By comparing the gray energy required for the production and disposal of a photovoltaic system with the energy that can be saved in European power plants thanks to photovoltaics, the duration of the energy depreciation ranges from 4 to 5 years. During its at least 30 years of operation, a PV system therefore allows savings of 14 to 20 times the non-renewable primary energy necessary for its production. See the article on the energy balance of solar electricity.

Empirically, an energy yield of 180 kWh per year per square meter can be assumed for the Swiss Plateau. 20 m2 of modules cover approximately the electricity needs of a typical 3 or 4 person household.

The proportion of self-consumed solar electricity (self-consumption) can be increased by means of so-called load management, for example by automatically switching on the heat pump for water heating if there is sufficient solar radiation. A further possibility to increase the self-consumption rate is on-site storage using lead-acid or lithium-ion batteries. In a single-family house, self-consumption levels of up to 60% can be achieved in this way.

In Switzerland, the photovoltaic modules are taken back and disposed of by SENS eRecycling. The financing of the take-back and disposal of the photovoltaic modules is secured via a recycling fee (ARF), which is voluntarily advanced by the manufacturers or importers. The FOEN is working to introduce the disposal of photovoltaic modules in the ORDEE (Ordinance on the Return, Take Back and Disposal of Electrical and Electronic Equipment), the introduction date has not yet been set.

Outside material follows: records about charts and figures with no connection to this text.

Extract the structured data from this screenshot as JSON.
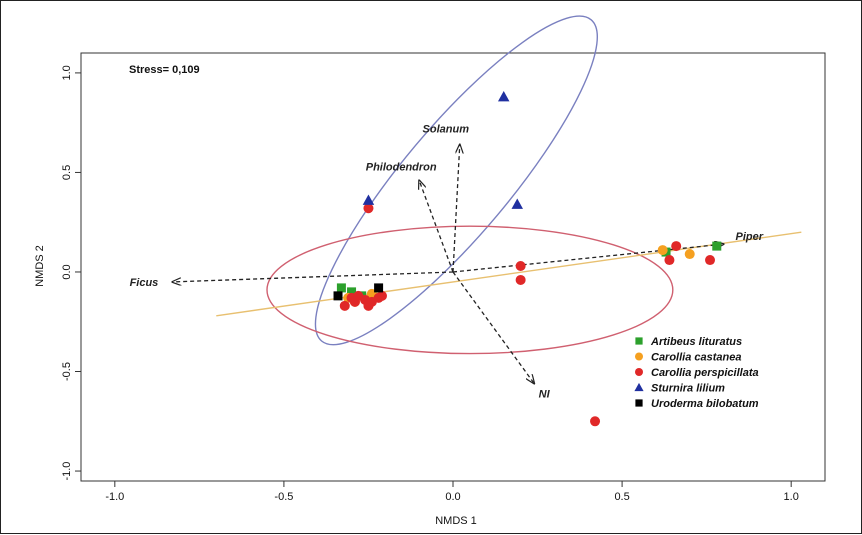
{
  "chart_data": {
    "type": "scatter",
    "title": "",
    "annotation": "Stress= 0,109",
    "xlabel": "NMDS 1",
    "ylabel": "NMDS 2",
    "xlim": [
      -1.1,
      1.1
    ],
    "ylim": [
      -1.05,
      1.1
    ],
    "x_ticks": [
      -1.0,
      -0.5,
      0.0,
      0.5,
      1.0
    ],
    "x_tick_labels": [
      "-1.0",
      "-0.5",
      "0.0",
      "0.5",
      "1.0"
    ],
    "y_ticks": [
      -1.0,
      -0.5,
      0.0,
      0.5,
      1.0
    ],
    "y_tick_labels": [
      "-1.0",
      "-0.5",
      "0.0",
      "0.5",
      "1.0"
    ],
    "grid": false,
    "legend_position": "bottom-right",
    "series": [
      {
        "name": "Artibeus lituratus",
        "marker": "square",
        "color": "#2ca02c",
        "points": [
          [
            -0.33,
            -0.08
          ],
          [
            -0.3,
            -0.1
          ],
          [
            -0.27,
            -0.12
          ],
          [
            0.63,
            0.1
          ],
          [
            0.78,
            0.13
          ]
        ]
      },
      {
        "name": "Carollia castanea",
        "marker": "circle",
        "color": "#f5a020",
        "points": [
          [
            -0.31,
            -0.13
          ],
          [
            -0.29,
            -0.15
          ],
          [
            -0.24,
            -0.11
          ],
          [
            0.62,
            0.11
          ],
          [
            0.7,
            0.09
          ]
        ]
      },
      {
        "name": "Carollia perspicillata",
        "marker": "circle",
        "color": "#e02828",
        "points": [
          [
            -0.25,
            0.32
          ],
          [
            -0.32,
            -0.17
          ],
          [
            -0.3,
            -0.13
          ],
          [
            -0.29,
            -0.15
          ],
          [
            -0.28,
            -0.12
          ],
          [
            -0.26,
            -0.14
          ],
          [
            -0.25,
            -0.17
          ],
          [
            -0.24,
            -0.15
          ],
          [
            -0.22,
            -0.13
          ],
          [
            -0.21,
            -0.12
          ],
          [
            0.2,
            0.03
          ],
          [
            0.2,
            -0.04
          ],
          [
            0.64,
            0.06
          ],
          [
            0.66,
            0.13
          ],
          [
            0.76,
            0.06
          ],
          [
            0.42,
            -0.75
          ]
        ]
      },
      {
        "name": "Sturnira lilium",
        "marker": "triangle",
        "color": "#2030a0",
        "points": [
          [
            0.15,
            0.88
          ],
          [
            0.19,
            0.34
          ],
          [
            -0.25,
            0.36
          ]
        ]
      },
      {
        "name": "Uroderma bilobatum",
        "marker": "square",
        "color": "#000000",
        "points": [
          [
            -0.22,
            -0.08
          ],
          [
            -0.34,
            -0.12
          ]
        ]
      }
    ],
    "vectors": [
      {
        "label": "Ficus",
        "x": -0.83,
        "y": -0.05
      },
      {
        "label": "Piper",
        "x": 0.8,
        "y": 0.14
      },
      {
        "label": "Solanum",
        "x": 0.02,
        "y": 0.64
      },
      {
        "label": "Philodendron",
        "x": -0.1,
        "y": 0.46
      },
      {
        "label": "NI",
        "x": 0.24,
        "y": -0.56
      }
    ],
    "ellipses": [
      {
        "color": "#7a80c0",
        "cx": 0.01,
        "cy": 0.46,
        "rx": 0.62,
        "ry": 0.27,
        "angle_deg": 50
      },
      {
        "color": "#d06070",
        "cx": 0.05,
        "cy": -0.09,
        "rx": 0.6,
        "ry": 0.32,
        "angle_deg": 0
      }
    ],
    "regression_line": {
      "color": "#e8c070",
      "x1": -0.7,
      "y1": -0.22,
      "x2": 1.03,
      "y2": 0.2
    }
  }
}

The solar modules used in Switzerland are made of crystalline or amorphous silicon. Silicon is non-toxic and is produced from quartz sand. In percentage terms, the panels are composed of 80-96% glass, 10-19% aluminium, copper and plastic and 0.1-0.2% semiconductor metals. Glass, aluminum and other metals are recycled. In Switzerland, the controversial cadmium telluride photovoltaic modules are hardly used anywhere. Provided they are disposed of correctly, however, these modules also have an extraordinary energy balance.

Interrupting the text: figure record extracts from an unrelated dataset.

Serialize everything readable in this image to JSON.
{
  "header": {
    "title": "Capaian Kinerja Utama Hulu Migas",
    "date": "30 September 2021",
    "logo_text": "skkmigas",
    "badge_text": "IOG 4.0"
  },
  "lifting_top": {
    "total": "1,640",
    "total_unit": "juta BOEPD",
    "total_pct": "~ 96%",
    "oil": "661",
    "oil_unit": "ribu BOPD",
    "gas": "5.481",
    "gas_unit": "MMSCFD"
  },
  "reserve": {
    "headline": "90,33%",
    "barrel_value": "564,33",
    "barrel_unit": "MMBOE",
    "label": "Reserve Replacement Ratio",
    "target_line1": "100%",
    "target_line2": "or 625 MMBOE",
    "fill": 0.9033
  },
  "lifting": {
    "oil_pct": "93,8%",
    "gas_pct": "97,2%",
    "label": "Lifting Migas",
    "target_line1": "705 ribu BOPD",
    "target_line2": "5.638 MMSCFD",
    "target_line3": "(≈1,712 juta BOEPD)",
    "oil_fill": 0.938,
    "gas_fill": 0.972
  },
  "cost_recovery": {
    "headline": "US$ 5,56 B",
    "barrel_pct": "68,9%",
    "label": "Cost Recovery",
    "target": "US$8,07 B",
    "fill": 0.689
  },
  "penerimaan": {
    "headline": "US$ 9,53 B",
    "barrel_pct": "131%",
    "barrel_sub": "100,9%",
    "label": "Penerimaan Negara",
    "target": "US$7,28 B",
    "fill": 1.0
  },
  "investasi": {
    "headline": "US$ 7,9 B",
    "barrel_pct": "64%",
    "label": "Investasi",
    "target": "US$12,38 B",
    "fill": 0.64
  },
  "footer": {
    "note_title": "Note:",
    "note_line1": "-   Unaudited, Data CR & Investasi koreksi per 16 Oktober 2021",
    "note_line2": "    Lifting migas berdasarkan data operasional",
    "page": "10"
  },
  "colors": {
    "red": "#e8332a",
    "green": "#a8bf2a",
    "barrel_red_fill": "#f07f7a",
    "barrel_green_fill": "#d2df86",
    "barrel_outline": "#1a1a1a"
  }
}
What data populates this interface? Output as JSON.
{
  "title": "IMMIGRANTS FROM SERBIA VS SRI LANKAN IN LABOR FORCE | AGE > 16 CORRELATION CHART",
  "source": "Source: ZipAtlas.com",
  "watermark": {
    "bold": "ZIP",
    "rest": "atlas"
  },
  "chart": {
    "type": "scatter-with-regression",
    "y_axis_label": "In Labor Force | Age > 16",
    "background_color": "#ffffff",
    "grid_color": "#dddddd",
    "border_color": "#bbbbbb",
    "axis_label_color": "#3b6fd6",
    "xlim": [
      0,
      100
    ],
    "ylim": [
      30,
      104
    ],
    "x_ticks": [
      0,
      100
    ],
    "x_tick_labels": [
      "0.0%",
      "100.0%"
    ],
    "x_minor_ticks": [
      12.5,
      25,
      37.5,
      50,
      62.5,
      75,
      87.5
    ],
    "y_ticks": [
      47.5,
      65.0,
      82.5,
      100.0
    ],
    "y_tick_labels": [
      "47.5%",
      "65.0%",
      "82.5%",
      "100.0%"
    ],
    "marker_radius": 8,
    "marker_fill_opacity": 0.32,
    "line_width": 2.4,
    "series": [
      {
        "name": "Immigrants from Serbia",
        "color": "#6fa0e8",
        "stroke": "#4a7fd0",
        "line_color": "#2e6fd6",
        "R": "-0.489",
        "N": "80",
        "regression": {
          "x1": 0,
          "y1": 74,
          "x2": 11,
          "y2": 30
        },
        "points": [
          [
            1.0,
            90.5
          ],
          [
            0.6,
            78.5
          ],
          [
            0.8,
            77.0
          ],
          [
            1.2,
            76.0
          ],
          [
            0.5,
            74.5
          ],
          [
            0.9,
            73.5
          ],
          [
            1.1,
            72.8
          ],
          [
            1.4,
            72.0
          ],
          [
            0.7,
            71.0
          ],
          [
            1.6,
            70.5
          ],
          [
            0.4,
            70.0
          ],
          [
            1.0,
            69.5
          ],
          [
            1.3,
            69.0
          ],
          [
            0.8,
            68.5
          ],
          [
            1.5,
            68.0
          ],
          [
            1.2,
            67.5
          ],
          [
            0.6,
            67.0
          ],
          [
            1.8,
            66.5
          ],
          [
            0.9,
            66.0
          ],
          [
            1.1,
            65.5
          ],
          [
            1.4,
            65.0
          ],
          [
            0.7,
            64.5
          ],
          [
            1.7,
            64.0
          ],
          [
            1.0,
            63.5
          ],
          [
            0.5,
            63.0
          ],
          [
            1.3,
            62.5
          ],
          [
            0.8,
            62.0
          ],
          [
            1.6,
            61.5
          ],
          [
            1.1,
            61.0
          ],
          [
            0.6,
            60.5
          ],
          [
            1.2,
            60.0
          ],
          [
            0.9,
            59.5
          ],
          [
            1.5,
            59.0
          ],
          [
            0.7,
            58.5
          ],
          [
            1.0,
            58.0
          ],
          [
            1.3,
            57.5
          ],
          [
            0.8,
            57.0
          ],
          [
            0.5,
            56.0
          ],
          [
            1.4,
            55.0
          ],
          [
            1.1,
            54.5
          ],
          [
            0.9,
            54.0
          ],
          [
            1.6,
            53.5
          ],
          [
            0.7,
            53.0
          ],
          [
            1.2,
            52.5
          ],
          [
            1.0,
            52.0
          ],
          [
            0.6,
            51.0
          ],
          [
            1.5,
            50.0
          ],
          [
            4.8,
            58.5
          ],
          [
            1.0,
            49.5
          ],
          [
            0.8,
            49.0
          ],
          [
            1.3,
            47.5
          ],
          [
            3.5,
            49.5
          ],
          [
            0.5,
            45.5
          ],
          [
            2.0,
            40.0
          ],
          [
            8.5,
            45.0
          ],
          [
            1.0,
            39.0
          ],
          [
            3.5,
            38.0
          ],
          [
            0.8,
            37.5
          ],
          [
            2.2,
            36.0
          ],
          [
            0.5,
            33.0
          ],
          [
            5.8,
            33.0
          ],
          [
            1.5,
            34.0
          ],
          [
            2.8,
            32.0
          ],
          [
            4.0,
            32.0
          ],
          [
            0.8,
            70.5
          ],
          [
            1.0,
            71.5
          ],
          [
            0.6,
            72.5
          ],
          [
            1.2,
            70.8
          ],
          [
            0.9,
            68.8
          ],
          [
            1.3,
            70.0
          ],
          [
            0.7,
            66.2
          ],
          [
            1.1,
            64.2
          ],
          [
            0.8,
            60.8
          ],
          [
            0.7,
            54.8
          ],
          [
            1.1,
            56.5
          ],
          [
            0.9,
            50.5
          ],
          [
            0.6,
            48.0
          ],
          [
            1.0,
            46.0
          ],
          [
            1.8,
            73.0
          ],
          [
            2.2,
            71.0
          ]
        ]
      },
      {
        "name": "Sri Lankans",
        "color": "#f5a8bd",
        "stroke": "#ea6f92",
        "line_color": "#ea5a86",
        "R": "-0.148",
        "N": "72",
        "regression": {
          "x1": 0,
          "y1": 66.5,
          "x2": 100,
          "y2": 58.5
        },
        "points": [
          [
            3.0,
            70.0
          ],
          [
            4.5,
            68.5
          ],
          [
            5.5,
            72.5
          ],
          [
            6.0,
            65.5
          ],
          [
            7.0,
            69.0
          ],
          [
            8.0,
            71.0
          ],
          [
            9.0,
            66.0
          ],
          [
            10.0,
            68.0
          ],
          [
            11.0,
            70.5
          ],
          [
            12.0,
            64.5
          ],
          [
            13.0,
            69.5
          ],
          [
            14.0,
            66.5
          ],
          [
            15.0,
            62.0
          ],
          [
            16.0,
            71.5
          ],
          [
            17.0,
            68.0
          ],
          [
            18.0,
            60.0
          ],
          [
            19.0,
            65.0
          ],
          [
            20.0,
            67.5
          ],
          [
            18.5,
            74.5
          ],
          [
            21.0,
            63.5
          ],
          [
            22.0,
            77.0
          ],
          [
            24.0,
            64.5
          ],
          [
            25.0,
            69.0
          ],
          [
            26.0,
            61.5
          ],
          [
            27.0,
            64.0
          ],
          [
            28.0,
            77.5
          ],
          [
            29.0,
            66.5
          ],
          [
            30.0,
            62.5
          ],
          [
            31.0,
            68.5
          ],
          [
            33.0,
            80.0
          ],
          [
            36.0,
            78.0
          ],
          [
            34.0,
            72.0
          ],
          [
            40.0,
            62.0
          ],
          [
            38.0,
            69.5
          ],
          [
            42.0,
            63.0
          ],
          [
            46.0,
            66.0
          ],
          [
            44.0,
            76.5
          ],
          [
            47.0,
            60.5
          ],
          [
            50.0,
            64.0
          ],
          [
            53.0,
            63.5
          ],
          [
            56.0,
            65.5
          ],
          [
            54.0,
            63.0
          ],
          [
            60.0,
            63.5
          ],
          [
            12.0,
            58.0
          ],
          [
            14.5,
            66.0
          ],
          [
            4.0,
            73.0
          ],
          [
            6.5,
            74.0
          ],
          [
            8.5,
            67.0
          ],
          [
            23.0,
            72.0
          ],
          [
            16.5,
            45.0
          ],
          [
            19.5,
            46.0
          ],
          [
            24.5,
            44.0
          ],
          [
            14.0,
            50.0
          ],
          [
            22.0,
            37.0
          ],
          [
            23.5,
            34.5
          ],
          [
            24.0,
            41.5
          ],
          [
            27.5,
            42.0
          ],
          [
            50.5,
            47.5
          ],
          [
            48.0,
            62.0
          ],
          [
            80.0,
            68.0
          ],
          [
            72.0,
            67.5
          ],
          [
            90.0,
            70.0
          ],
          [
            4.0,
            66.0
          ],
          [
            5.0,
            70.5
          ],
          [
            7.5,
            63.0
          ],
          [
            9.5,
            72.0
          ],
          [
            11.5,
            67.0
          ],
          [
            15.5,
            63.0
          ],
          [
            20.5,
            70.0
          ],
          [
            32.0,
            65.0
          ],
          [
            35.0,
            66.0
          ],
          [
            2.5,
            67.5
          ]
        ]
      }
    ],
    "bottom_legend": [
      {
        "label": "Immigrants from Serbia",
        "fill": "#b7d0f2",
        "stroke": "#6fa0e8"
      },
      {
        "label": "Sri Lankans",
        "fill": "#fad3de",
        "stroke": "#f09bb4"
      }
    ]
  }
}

Thanks to the new Spatial Planning Act, a building permit is no longer required since May 2014 in many cases. A communication to the competent municipal authority is sufficient. Basically, each canton has its own procedure. Inquire at the administration in charge of your municipality

The installation of a standard solar thermal or photovoltaic system for a single-family house is currently completed in a maximum of two days.

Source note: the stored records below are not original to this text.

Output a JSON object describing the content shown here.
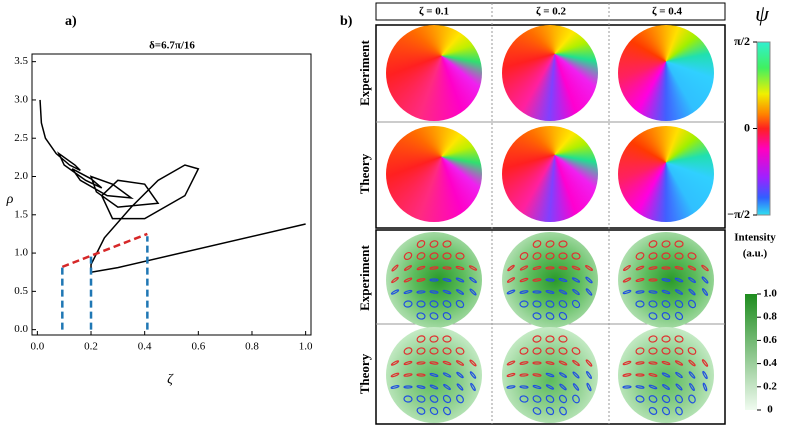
{
  "chart_data": {
    "type": "line",
    "label": "a)",
    "title": "δ=6.7π/16",
    "xlabel": "ζ",
    "ylabel": "ρ",
    "xlim": [
      -0.02,
      1.02
    ],
    "ylim": [
      -0.07,
      3.6
    ],
    "xticks": [
      {
        "value": 0,
        "label": "0.0"
      },
      {
        "value": 0.2,
        "label": "0.2"
      },
      {
        "value": 0.4,
        "label": "0.4"
      },
      {
        "value": 0.6,
        "label": "0.6"
      },
      {
        "value": 0.8,
        "label": "0.8"
      },
      {
        "value": 1,
        "label": "1.0"
      }
    ],
    "yticks": [
      {
        "value": 0,
        "label": "0.0"
      },
      {
        "value": 0.5,
        "label": "0.5"
      },
      {
        "value": 1,
        "label": "1.0"
      },
      {
        "value": 1.5,
        "label": "1.5"
      },
      {
        "value": 2,
        "label": "2.0"
      },
      {
        "value": 2.5,
        "label": "2.5"
      },
      {
        "value": 3,
        "label": "3.0"
      },
      {
        "value": 3.5,
        "label": "3.5"
      }
    ],
    "series": [
      {
        "color": "#000000",
        "dash": false,
        "x": [
          0.01,
          0.015,
          0.03,
          0.07,
          0.12,
          0.16,
          0.14,
          0.08,
          0.1,
          0.18,
          0.24,
          0.2,
          0.13,
          0.16,
          0.26,
          0.35,
          0.28,
          0.2,
          0.22,
          0.3,
          0.45,
          0.4,
          0.3,
          0.24,
          0.28,
          0.4,
          0.55,
          0.6,
          0.55,
          0.45,
          0.35,
          0.25,
          0.2,
          0.2,
          0.3,
          1.0
        ],
        "values": [
          3.0,
          2.7,
          2.5,
          2.3,
          2.15,
          2.08,
          2.15,
          2.3,
          2.15,
          1.95,
          1.85,
          1.97,
          2.1,
          1.95,
          1.75,
          1.72,
          1.9,
          2.0,
          1.8,
          1.6,
          1.65,
          1.9,
          1.95,
          1.75,
          1.45,
          1.45,
          1.75,
          2.1,
          2.15,
          1.95,
          1.6,
          1.2,
          0.85,
          0.75,
          0.81,
          1.38
        ]
      },
      {
        "color": "#d62728",
        "dash": true,
        "x": [
          0.093,
          0.41
        ],
        "values": [
          0.82,
          1.25
        ]
      },
      {
        "color": "#1f77b4",
        "dash": true,
        "x": [
          0.093,
          0.093
        ],
        "values": [
          0,
          0.82
        ]
      },
      {
        "color": "#1f77b4",
        "dash": true,
        "x": [
          0.2,
          0.2
        ],
        "values": [
          0,
          0.97
        ]
      },
      {
        "color": "#1f77b4",
        "dash": true,
        "x": [
          0.41,
          0.41
        ],
        "values": [
          0,
          1.22
        ]
      }
    ]
  },
  "panel_b": {
    "label": "b)",
    "columns": [
      "ζ = 0.1",
      "ζ = 0.2",
      "ζ = 0.4"
    ],
    "rows_top": [
      "Experiment",
      "Theory"
    ],
    "rows_bottom": [
      "Experiment",
      "Theory"
    ],
    "phase_colorbar": {
      "label": "ψ",
      "lim": [
        -1.5708,
        1.5708
      ],
      "ticks": [
        {
          "value": 1.5708,
          "label": "π/2"
        },
        0,
        {
          "value": -1.5708,
          "label": "−π/2"
        }
      ]
    },
    "intensity_colorbar": {
      "label": "Intensity",
      "unit": "(a.u.)",
      "lim": [
        0,
        1
      ],
      "ticks": [
        0,
        0.2,
        0.4,
        0.6,
        0.8,
        {
          "value": 1,
          "label": "1.0"
        }
      ]
    }
  }
}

For photovoltaic systems, cables must be laid from the PV modules to the inverter and on to the connection point to the electricity grid: a simple and practically invisible electrical system from the outside.

All main collectors and modules are equipped with a high-strength solar safety glass, which is able to withstand even heavy hailstorms. For lightning protection, collectors and PV modules must be connected to any existing lightning protection arrester in the building. However, the installation of a solar system does not imply the obligation to also install a lightning rod.

The insurance coverage varies according to the canton. Some cantonal building insurance policies also automatically cover damage to solar systems. Clarify with your insurance company whether the solar system has to be insured separately.